Резкое снижение скорости фильтрации в клубочках (меньше 10 мл/мин) врачи расценивают как выраженное нарушение функции почек, решают вопрос о заместительной терапии. Плановые проведения гемодиализа, перитонеальный диализ помогают с помощью специальной аппаратуры очищать кровь от продуктов обмена веществ, предотвращать интоксикацию. Однако, кардинально решить вопрос в случае терминальной почечной недостаточности может только пересадка почки.

Гемодиализ
С помощью гемодиализа проводят терапию при терминальных стадиях поражения почек при диабете, когда возможности других видов лечения исчерпаны

Опасности нефропатии и способы профилактики

Если сахарный диабет – заболевание со специфическими клиническими синдромами, то степень вовлечения почек в патологический процесс выявить сложно. Достаточно долго (при диабете второго типа может быть до двух десятилетий) отсутствуют какие-либо признаки поражения почечной ткани. Только при существенном выделении белка, на стадии протеинурии появляются специфические отеки, периодически повышается артериальное давление. Гипертензивный синдром, как правило, не вызывает жалоб или изменения состояния пациента. Это опасно тем, что в результате повышения артериального давления могут развиться сосудистые осложнения: инфаркт миокарда, нарушения мозгового кровообращения вплоть до инсульта.

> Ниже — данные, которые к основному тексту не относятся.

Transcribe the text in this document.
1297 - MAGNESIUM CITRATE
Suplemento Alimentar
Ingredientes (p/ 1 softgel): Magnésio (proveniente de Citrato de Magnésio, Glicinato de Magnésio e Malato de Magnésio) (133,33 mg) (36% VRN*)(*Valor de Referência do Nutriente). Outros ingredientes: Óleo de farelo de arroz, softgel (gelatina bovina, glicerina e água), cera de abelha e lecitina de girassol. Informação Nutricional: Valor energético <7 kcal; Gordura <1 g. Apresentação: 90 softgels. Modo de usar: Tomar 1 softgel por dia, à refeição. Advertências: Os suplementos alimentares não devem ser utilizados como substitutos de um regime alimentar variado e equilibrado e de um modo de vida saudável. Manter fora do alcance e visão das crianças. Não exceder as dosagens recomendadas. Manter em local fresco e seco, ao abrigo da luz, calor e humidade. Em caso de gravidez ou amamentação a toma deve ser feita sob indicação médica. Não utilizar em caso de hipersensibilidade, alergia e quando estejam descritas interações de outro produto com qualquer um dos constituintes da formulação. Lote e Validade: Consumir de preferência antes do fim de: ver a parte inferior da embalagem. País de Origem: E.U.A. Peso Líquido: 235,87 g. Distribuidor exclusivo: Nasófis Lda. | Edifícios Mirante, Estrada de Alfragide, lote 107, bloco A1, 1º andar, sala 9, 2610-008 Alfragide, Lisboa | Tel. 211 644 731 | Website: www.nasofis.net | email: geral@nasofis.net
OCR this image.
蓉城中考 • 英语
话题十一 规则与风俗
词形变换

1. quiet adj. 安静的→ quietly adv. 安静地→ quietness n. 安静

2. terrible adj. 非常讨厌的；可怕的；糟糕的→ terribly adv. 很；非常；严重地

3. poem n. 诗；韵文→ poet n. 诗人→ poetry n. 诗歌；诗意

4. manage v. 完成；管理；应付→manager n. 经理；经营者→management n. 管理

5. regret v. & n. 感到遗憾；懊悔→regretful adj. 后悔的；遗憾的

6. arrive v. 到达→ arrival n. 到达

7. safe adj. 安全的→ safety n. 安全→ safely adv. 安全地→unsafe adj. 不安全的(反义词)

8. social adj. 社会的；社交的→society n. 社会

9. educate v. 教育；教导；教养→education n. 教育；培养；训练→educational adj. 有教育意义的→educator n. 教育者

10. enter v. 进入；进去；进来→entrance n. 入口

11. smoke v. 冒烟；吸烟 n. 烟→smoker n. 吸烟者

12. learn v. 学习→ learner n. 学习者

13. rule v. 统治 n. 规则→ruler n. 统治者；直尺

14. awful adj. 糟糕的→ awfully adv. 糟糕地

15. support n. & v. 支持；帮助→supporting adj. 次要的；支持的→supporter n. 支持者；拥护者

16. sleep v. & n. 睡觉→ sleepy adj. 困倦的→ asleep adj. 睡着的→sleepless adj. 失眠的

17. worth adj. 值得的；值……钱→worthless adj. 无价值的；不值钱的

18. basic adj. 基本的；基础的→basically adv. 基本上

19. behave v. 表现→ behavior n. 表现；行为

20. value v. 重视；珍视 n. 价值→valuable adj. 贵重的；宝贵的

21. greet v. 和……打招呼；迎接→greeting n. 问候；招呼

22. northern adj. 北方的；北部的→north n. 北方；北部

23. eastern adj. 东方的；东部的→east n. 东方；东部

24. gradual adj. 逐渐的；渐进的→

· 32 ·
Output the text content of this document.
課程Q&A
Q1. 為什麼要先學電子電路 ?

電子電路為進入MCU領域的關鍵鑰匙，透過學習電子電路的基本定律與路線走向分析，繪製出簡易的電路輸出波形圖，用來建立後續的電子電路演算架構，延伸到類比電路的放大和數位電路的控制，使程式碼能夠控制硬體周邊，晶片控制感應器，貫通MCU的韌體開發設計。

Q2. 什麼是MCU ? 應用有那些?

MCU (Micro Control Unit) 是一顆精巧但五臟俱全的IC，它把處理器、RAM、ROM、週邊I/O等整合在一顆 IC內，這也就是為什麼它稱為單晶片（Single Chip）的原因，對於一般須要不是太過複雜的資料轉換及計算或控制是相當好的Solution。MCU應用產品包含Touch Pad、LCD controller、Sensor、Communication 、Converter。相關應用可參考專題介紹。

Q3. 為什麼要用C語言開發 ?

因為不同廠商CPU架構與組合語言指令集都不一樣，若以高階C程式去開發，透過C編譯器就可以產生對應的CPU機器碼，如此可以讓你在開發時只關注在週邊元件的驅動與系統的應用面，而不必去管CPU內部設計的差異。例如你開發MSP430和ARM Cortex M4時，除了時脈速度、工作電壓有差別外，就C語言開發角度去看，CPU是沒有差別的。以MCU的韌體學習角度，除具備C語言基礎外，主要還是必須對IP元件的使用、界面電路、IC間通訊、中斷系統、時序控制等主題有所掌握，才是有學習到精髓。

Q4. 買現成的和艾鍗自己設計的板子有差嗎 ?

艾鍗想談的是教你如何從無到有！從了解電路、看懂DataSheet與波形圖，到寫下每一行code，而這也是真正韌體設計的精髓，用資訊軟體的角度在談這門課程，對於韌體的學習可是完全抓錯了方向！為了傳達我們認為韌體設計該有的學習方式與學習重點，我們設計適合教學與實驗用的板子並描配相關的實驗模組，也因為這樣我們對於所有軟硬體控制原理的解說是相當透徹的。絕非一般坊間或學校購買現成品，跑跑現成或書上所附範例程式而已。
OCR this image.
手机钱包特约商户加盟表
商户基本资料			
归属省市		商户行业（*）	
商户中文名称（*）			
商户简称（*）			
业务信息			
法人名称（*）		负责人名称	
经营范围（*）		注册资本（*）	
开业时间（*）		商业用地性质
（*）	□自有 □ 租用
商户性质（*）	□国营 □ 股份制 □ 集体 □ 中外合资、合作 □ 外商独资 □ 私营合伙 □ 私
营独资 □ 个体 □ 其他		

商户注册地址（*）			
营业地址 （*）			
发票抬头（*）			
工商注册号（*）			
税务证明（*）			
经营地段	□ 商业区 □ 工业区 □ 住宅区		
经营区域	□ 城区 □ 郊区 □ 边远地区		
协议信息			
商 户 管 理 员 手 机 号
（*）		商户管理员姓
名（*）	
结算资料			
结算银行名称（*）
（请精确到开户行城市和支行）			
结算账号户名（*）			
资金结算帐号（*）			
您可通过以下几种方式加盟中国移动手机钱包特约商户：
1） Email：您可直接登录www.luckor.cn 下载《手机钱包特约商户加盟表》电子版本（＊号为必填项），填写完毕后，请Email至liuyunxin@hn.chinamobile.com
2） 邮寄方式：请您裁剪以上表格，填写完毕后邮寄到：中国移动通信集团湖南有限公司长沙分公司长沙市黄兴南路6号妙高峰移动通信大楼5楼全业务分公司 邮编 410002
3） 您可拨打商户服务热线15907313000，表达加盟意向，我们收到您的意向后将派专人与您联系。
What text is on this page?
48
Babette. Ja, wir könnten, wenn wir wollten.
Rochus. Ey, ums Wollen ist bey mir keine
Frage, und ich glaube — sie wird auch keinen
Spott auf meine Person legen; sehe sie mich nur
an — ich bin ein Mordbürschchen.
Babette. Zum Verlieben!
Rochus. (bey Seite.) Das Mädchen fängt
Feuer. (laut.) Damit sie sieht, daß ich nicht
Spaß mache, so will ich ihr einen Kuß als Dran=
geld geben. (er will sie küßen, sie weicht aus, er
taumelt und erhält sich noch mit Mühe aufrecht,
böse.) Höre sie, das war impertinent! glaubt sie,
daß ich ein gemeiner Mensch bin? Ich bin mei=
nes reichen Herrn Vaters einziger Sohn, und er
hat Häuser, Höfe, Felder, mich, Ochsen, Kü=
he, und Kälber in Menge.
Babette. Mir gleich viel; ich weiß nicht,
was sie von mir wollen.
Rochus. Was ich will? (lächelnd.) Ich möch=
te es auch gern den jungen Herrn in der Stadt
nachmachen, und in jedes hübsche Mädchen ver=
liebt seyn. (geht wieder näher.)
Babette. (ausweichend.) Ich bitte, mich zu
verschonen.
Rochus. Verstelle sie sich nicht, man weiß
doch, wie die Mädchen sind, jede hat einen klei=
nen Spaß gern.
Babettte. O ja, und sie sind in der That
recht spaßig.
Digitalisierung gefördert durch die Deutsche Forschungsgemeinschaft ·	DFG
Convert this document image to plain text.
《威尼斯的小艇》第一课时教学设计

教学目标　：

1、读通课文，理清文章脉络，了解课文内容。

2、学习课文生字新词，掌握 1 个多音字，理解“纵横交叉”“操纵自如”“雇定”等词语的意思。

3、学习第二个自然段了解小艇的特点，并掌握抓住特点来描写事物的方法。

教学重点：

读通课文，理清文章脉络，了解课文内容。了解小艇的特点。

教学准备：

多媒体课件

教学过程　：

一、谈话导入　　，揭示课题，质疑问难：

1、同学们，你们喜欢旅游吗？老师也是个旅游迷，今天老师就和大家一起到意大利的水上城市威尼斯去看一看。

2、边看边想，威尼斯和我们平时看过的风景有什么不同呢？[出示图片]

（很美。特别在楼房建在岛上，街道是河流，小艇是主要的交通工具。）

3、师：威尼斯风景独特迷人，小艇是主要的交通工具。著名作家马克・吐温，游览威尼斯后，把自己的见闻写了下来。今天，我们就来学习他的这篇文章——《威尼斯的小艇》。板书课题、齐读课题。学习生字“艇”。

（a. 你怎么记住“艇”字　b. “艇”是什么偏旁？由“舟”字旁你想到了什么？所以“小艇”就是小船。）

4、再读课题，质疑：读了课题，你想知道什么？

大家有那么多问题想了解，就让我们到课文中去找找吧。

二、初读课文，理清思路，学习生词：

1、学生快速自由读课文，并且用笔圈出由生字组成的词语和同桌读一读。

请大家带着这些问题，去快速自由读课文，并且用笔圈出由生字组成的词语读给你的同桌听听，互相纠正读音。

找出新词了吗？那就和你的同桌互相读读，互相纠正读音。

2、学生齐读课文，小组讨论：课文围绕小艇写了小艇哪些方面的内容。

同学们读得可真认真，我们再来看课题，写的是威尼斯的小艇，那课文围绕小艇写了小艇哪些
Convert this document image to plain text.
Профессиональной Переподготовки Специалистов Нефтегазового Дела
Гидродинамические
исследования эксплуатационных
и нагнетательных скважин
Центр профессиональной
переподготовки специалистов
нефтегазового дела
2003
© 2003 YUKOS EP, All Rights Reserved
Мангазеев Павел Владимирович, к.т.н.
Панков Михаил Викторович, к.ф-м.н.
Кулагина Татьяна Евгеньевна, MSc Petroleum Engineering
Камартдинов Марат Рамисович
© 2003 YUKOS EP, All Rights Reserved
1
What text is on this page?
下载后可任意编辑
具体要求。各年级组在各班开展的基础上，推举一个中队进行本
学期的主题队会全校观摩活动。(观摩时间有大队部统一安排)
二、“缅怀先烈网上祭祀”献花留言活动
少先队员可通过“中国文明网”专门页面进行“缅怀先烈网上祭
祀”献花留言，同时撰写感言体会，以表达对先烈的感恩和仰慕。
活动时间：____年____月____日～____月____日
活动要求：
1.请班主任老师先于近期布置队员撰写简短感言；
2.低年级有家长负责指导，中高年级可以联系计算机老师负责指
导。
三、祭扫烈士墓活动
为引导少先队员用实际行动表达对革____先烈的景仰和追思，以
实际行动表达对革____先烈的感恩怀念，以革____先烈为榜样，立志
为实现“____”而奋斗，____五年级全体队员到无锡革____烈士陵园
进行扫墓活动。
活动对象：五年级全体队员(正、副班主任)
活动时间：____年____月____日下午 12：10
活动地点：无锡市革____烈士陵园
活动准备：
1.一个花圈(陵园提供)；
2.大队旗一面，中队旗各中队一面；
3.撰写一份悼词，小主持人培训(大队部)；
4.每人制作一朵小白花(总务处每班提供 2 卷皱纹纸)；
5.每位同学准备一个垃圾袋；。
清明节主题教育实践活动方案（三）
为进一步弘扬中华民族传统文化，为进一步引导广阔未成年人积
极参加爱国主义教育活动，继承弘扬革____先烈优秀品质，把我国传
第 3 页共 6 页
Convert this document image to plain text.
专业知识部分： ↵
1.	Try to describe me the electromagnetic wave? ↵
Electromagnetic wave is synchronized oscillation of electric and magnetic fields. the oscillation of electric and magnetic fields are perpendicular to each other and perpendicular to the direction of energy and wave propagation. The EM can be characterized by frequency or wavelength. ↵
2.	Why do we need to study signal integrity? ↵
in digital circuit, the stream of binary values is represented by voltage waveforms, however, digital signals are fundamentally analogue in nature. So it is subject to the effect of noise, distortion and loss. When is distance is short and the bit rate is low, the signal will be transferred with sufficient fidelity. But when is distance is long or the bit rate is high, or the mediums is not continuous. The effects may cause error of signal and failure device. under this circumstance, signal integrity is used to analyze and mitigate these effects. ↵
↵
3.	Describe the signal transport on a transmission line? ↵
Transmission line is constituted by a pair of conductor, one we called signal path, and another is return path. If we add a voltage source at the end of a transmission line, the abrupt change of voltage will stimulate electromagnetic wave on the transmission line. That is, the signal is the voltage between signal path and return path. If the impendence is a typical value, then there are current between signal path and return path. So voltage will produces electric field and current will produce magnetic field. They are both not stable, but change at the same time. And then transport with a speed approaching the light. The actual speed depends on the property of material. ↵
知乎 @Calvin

Опасность в том, что если пациент не ощущает или ощущает незначительное ухудшение состояния, то он не обращается за помощью к врачу. При сахарном диабете пациенты привыкают к плохому самочувствию, объясняя его колебаниями сахара в крови и продуктов обмена веществ (кетоновых тел, ацетона).

При развитии начальных стадий почечной недостаточности проявления ее неспецифические. Общая слабость, ощущение дискомфорта и неясной интоксикации также может быть отнесено к метаболическим нарушениям при сахарном диабете. В период развернутой симптоматики появляются ярко выраженные симптомы интоксикации азотистыми соединениями, развивается уремия. Однако, эта стадия необратима и очень сложно поддается даже незначительной медикаментозной коррекции.

Таким образом, необходимо тщательное постоянное наблюдение и плановое обследование пациента, благодаря чему можно вовремя выявить осложнения.

Предупреждает развитие и прогрессирование диабетической нефропатии:

  • уровень сахара крови не должен превышать 10 ммоль/л в любое время суток;
  • отсутствие выделения сахара с мочой;
  • поддержание артериального давления на уровне не более 130/80 мм рт.ст.;
  • нормализация показателей жирового обмена (холестерин крови и липиды разных видов).

Уровень общего холестерина крови не должен превышать 5,2 ммоль/л, при сопутствующей патологии сердечно-сосудистой системы – не более 4,4 ммоль/л. Содержание триглицеридов не должно превышать 1,7 ммоль/л.